Almost all private schools admitting pupils in Year 9 will use 13 Plus (often called "Common Entrance") to select students. The content, structure and expectations of this exam can vary hugely between schools. There is often little common ground on what they are assessing or expecting. This area of our website is designed to provide information about 13 Plus exams, in a way which is hopefully open and easy to understand. We’ll break down the whole process from choosing a school to the 13+ exam, going via pre-testing and interview procedures. In the menu to the right you can access a list of schools that provide entrance at 13 Plus, and filter these schools by other criteria as well.

What is the 13 Plus?

Most public schools use 13+ exams to help them select students. These exams are typically around an hour in length, with all pupils sitting papers in Mathematics, English and Science. Many schools also require students to sit papers in Science, Verbal/Non-Verbal Reasoning, and a paper from one or more options from ancient/modern Languages and the Humanities. The first thing to ask is whether the school is setting their own paper, or using the Common Entrance (CE) papers set by the Independent Schools Examination Board (ISEB). Schools using their own exams tend to be more prestigious, and so these exams are normally of a higher difficulty level. With many more applicants than the limited places available, the pass mark will vary from year to year with these schools. Schools will sometimes publish specimen papers, but this is by no means a universal practice.

How does the 13 Plus process work?

Students need to be registered with their destination school somewhere between 1 and 4 years before intended entry, with two to three being the normal amount. "Pre-testing" will occur two or three years before intended entry. This is a process intended to filter down the number of prospective applicants to the school, and (whilst varying from school to school in nature) consists of a series of tests/exams.

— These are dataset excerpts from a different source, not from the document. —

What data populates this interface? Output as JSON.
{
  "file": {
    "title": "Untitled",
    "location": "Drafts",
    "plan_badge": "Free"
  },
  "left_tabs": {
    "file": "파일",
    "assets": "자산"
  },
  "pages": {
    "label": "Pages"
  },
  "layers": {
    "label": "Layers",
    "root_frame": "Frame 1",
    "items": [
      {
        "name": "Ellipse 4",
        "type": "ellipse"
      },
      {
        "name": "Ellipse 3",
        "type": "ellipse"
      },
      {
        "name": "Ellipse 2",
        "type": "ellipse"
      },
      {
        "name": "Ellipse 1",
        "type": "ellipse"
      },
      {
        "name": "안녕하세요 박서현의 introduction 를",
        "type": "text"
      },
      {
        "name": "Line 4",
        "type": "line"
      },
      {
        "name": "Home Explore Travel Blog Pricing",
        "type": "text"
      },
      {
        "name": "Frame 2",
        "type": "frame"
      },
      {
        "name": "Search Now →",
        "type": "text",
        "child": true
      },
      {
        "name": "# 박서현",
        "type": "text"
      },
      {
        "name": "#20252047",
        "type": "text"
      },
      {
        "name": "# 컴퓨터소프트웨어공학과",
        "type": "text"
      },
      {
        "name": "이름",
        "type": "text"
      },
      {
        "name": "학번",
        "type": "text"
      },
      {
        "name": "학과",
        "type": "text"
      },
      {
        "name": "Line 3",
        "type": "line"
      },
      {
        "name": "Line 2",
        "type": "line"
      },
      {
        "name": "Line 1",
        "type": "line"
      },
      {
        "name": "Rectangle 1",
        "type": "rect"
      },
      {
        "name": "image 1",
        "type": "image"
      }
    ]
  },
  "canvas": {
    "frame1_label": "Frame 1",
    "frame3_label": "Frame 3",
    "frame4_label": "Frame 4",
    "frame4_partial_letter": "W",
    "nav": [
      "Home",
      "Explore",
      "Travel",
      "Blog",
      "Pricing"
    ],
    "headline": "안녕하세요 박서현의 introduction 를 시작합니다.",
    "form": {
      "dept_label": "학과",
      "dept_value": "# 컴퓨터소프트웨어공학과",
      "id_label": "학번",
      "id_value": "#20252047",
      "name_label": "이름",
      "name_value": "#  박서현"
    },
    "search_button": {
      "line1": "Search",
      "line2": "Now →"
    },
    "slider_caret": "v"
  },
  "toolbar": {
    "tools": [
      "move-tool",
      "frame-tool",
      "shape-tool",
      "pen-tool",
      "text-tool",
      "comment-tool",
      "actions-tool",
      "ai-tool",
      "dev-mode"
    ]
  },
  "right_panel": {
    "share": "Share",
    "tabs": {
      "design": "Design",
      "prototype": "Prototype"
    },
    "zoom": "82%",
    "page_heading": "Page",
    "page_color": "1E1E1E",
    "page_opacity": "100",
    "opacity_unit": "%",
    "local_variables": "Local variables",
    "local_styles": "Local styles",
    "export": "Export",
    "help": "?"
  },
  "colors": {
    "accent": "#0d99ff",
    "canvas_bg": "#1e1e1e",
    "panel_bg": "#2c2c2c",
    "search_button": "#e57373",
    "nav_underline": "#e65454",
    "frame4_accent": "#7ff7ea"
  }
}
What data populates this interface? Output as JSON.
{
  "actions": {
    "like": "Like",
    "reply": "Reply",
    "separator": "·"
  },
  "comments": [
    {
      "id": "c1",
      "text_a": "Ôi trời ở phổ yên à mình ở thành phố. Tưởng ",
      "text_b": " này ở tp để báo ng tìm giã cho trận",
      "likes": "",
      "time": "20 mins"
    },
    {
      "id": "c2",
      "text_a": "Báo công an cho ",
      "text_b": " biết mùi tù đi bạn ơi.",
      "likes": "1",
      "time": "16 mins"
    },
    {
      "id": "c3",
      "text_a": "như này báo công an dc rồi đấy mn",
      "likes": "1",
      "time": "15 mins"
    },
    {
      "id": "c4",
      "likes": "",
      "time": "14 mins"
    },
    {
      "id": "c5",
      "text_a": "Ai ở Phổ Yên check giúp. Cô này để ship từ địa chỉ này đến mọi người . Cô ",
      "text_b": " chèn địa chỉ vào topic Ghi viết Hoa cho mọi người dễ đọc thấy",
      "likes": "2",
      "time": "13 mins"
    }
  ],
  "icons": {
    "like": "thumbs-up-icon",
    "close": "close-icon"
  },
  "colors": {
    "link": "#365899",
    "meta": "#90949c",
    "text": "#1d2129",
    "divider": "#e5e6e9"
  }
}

Increasingly these are computerised, and seem to focus on logic and reasoning (both Verbal and Non-Verbal). Successful students will at this point be made a firm offer, conditional on their passing Common Entrance papers in the required subjects (these vary by school, but will always include Mathematics and English). The ISEB set papers across the subjects by level of ascending difficulty. Schools using these papers will usually state their required pass mark and level, and share this information openly with parents. Do be warned that these papers will still be marked by the schools and subject to their discretion. The schools do not release papers once marked, and the ISEB markschemes are quite vague. This all means that comparing required CE scores of different schools is not really representative of the respective "difficulty" of those schools. (One leading Boys school in West London is famous for using negative marking and deducting half a mark for every mistake on their French paper).

When are 13 Plus exams?

13 Plus exams are always sat in the year prior to entry. Exactly when will depend on the school, but common periods are as follows: - First week in June for the majority of schools using ISEB papers. (There are also ISEB papers set in January and November, but the usage of these is less common). - Mid to late January for London day schools. Like anything around Common Entrance there is a lot of variety here, and you will no doubt find several schools that do not fit into these periods! That being said, the majority do seem to follow this pattern.

How many people fail 13 Plus?

"No-one fails 13 Plus", according to many people in the know. Whilst this isn't strictly true, it is very unusual for a school to reject someone at the examination stage for 13 Plus. The only common occurences of this happening are when parents have pursued an application that hasn't been approved by the current or destination school. We heard a wonderful story recently of a large boys Prep school in Dulwich taking all their Common Entrance applicants on a sailing holiday- luckily every single boy on the boat had gained entrance to the school of their choice!